Mise en œuvre de la Charte européenne des petites entreprises
La commission a adopté le rapport d’initiative rédigé par Dominique VLASTO (PPE-DE, FR) en réponse au rapport de la Commission sur la mise en œuvre de la Charte européenne des petites entreprises. Les députés soulignent l’importance des petites entreprises pour la réalisation des objectifs de Lisbonne visant à une croissance plus forte et durable ainsi qu'à la création d'emplois plus nombreux et de meilleure qualité, et se félicitent de l'application de la Charte en dehors des États membres de l'Union européenne. ils ajoutent que la Charte joue un rôle positif dans la préparation des États candidats et qu’elle représente un excellent vecteur de rapprochement des législations entre les États associés et l'Union européenne.

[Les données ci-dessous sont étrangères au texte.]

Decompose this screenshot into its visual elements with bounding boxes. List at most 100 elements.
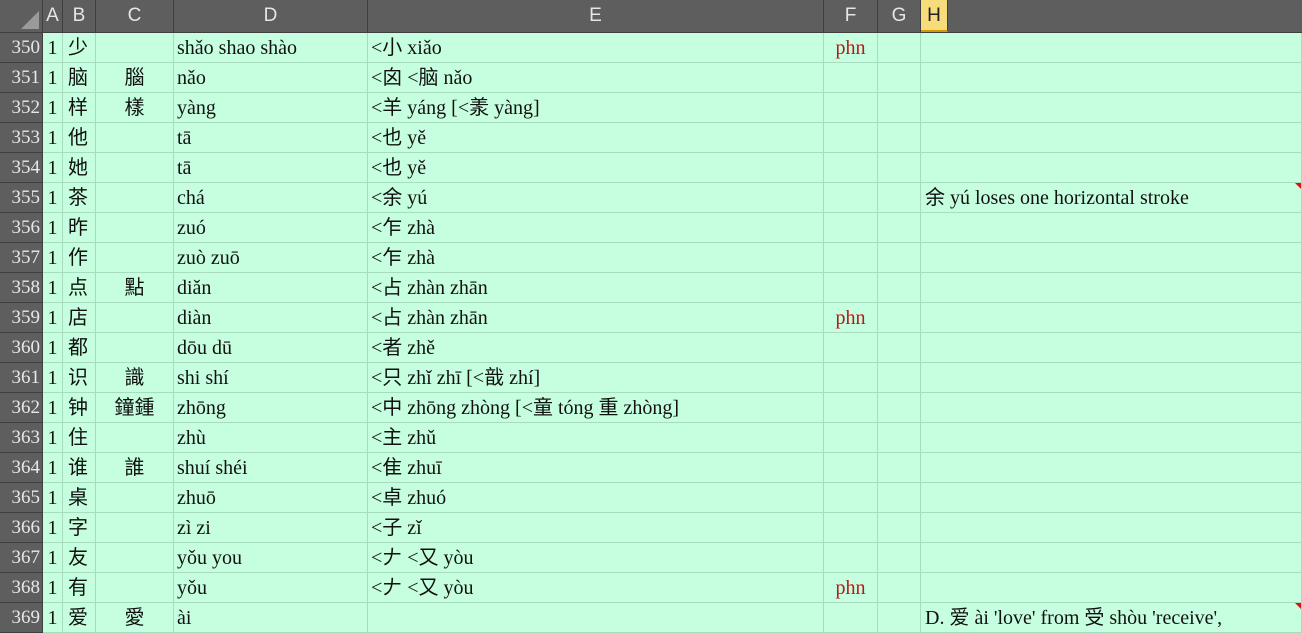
cell-h[interactable]: D. 爱 ài 'love' from 受 shòu 'receive', (921, 603, 1302, 633)
cell-h[interactable] (921, 153, 1302, 183)
cell-d[interactable]: zhuō (174, 483, 368, 513)
cell-g[interactable] (878, 573, 921, 603)
cell-e[interactable]: <乍 zhà (368, 213, 824, 243)
cell-a[interactable]: 1 (43, 123, 63, 153)
cell-e[interactable]: <占 zhàn zhān (368, 303, 824, 333)
cell-e[interactable]: <子 zǐ (368, 513, 824, 543)
cell-a[interactable]: 1 (43, 393, 63, 423)
cell-b[interactable]: 都 (63, 333, 96, 363)
cell-a[interactable]: 1 (43, 93, 63, 123)
cell-g[interactable] (878, 453, 921, 483)
cell-c[interactable] (96, 543, 174, 573)
row-header[interactable]: 350 (0, 33, 43, 63)
cell-d[interactable]: zhōng (174, 393, 368, 423)
row-header[interactable]: 357 (0, 243, 43, 273)
cell-h[interactable] (921, 483, 1302, 513)
cell-a[interactable]: 1 (43, 63, 63, 93)
cell-e[interactable] (368, 603, 824, 633)
cell-c[interactable] (96, 483, 174, 513)
cell-b[interactable]: 点 (63, 273, 96, 303)
cell-b[interactable]: 店 (63, 303, 96, 333)
cell-d[interactable]: shǎo shao shào (174, 33, 368, 63)
cell-c[interactable]: 腦 (96, 63, 174, 93)
cell-h[interactable] (921, 303, 1302, 333)
row-header[interactable]: 351 (0, 63, 43, 93)
cell-g[interactable] (878, 543, 921, 573)
cell-b[interactable]: 友 (63, 543, 96, 573)
cell-c[interactable] (96, 153, 174, 183)
cell-g[interactable] (878, 513, 921, 543)
cell-a[interactable]: 1 (43, 363, 63, 393)
cell-d[interactable]: yǒu you (174, 543, 368, 573)
row-header[interactable]: 354 (0, 153, 43, 183)
cell-h[interactable] (921, 363, 1302, 393)
cell-a[interactable]: 1 (43, 303, 63, 333)
cell-f[interactable] (824, 393, 878, 423)
cell-d[interactable]: nǎo (174, 63, 368, 93)
cell-c[interactable] (96, 333, 174, 363)
cell-d[interactable]: zuó (174, 213, 368, 243)
cell-h[interactable] (921, 453, 1302, 483)
cell-e[interactable]: <乍 zhà (368, 243, 824, 273)
row-header[interactable]: 358 (0, 273, 43, 303)
cell-h[interactable] (921, 573, 1302, 603)
cell-h[interactable] (921, 243, 1302, 273)
cell-a[interactable]: 1 (43, 273, 63, 303)
row-header[interactable]: 365 (0, 483, 43, 513)
cell-h[interactable] (921, 123, 1302, 153)
column-header-f[interactable]: F (824, 0, 878, 32)
cell-c[interactable]: 樣 (96, 93, 174, 123)
cell-f[interactable] (824, 243, 878, 273)
cell-g[interactable] (878, 273, 921, 303)
cell-b[interactable]: 少 (63, 33, 96, 63)
cell-c[interactable] (96, 123, 174, 153)
cell-e[interactable]: <只 zhǐ zhī [<戠 zhí] (368, 363, 824, 393)
cell-d[interactable]: diàn (174, 303, 368, 333)
cell-g[interactable] (878, 93, 921, 123)
cell-g[interactable] (878, 63, 921, 93)
cell-f[interactable] (824, 603, 878, 633)
cell-f[interactable] (824, 363, 878, 393)
column-header-b[interactable]: B (63, 0, 96, 32)
cell-e[interactable]: <隹 zhuī (368, 453, 824, 483)
column-header-c[interactable]: C (96, 0, 174, 32)
cell-b[interactable]: 他 (63, 123, 96, 153)
cell-g[interactable] (878, 333, 921, 363)
column-header-a[interactable]: A (43, 0, 63, 32)
cell-g[interactable] (878, 393, 921, 423)
cell-c[interactable]: 點 (96, 273, 174, 303)
cell-f[interactable] (824, 273, 878, 303)
cell-d[interactable]: zuò zuō (174, 243, 368, 273)
comment-indicator-icon[interactable] (1295, 183, 1301, 189)
cell-h[interactable] (921, 93, 1302, 123)
row-header[interactable]: 355 (0, 183, 43, 213)
cell-h[interactable] (921, 333, 1302, 363)
cell-e[interactable]: <者 zhě (368, 333, 824, 363)
row-header[interactable]: 352 (0, 93, 43, 123)
cell-b[interactable]: 爱 (63, 603, 96, 633)
cell-c[interactable]: 鐘鍾 (96, 393, 174, 423)
cell-a[interactable]: 1 (43, 33, 63, 63)
cell-e[interactable]: <𠂇 <又 yòu (368, 573, 824, 603)
cell-c[interactable] (96, 303, 174, 333)
cell-c[interactable]: 愛 (96, 603, 174, 633)
column-header-d[interactable]: D (174, 0, 368, 32)
cell-f[interactable] (824, 93, 878, 123)
cell-b[interactable]: 样 (63, 93, 96, 123)
cell-a[interactable]: 1 (43, 183, 63, 213)
cell-b[interactable]: 作 (63, 243, 96, 273)
row-header[interactable]: 353 (0, 123, 43, 153)
cell-f[interactable]: phn (824, 303, 878, 333)
cell-f[interactable] (824, 453, 878, 483)
cell-f[interactable] (824, 543, 878, 573)
cell-d[interactable]: dōu dū (174, 333, 368, 363)
cell-a[interactable]: 1 (43, 483, 63, 513)
cell-g[interactable] (878, 33, 921, 63)
column-header-g[interactable]: G (878, 0, 921, 32)
cell-b[interactable]: 桌 (63, 483, 96, 513)
cell-c[interactable]: 識 (96, 363, 174, 393)
row-header[interactable]: 360 (0, 333, 43, 363)
cell-d[interactable]: shi shí (174, 363, 368, 393)
cell-h[interactable] (921, 543, 1302, 573)
cell-a[interactable]: 1 (43, 543, 63, 573)
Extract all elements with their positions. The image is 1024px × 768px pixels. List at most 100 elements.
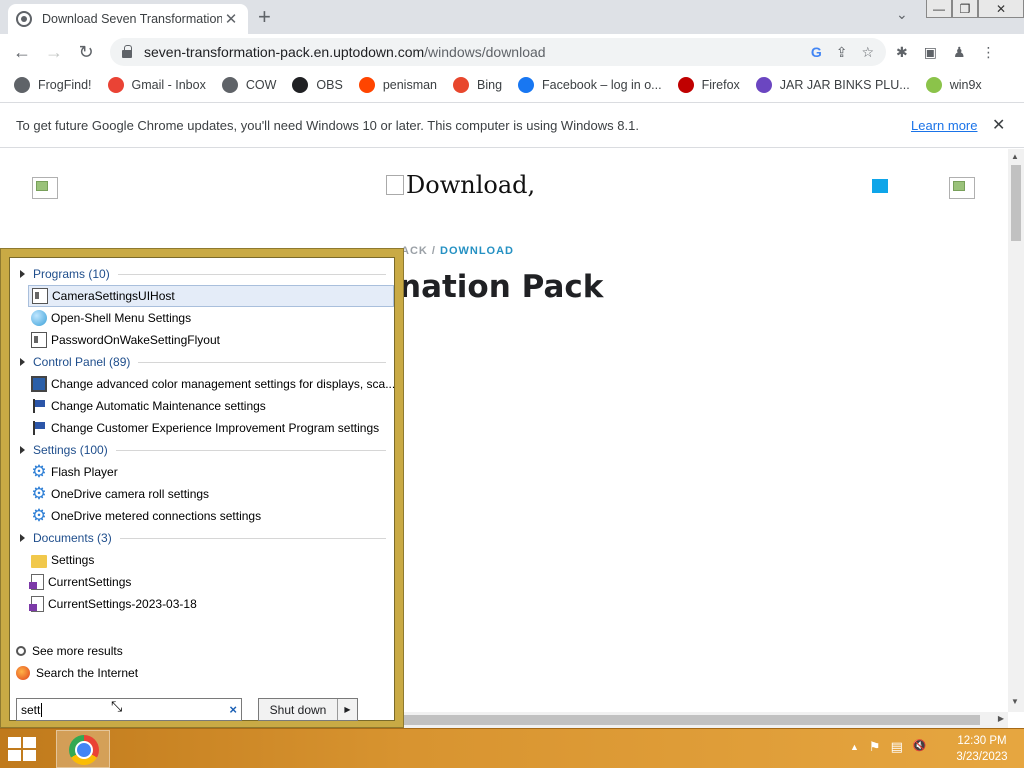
firefox-icon [677,77,694,93]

La commission se félicite de la volonté de la Commission européenne d'améliorer l'accès des PME aux programmes de l'Union européenne et souligne qu'il importe de faciliter leur accès aux Fonds structurels. Elle souhaite que des actions soient menées au niveau communautaire afin de surmonter les obstacles financiers qui entravent toujours le développement des petites et des micro-entreprises, notamment leur accès au crédit. Elle suggère également que les subventions européennes accordées aux petites entreprises soient exonérées d'imposition sur les sociétés et que les régimes fiscaux et administratifs relatifs aux petites entreprises soient simplifiés.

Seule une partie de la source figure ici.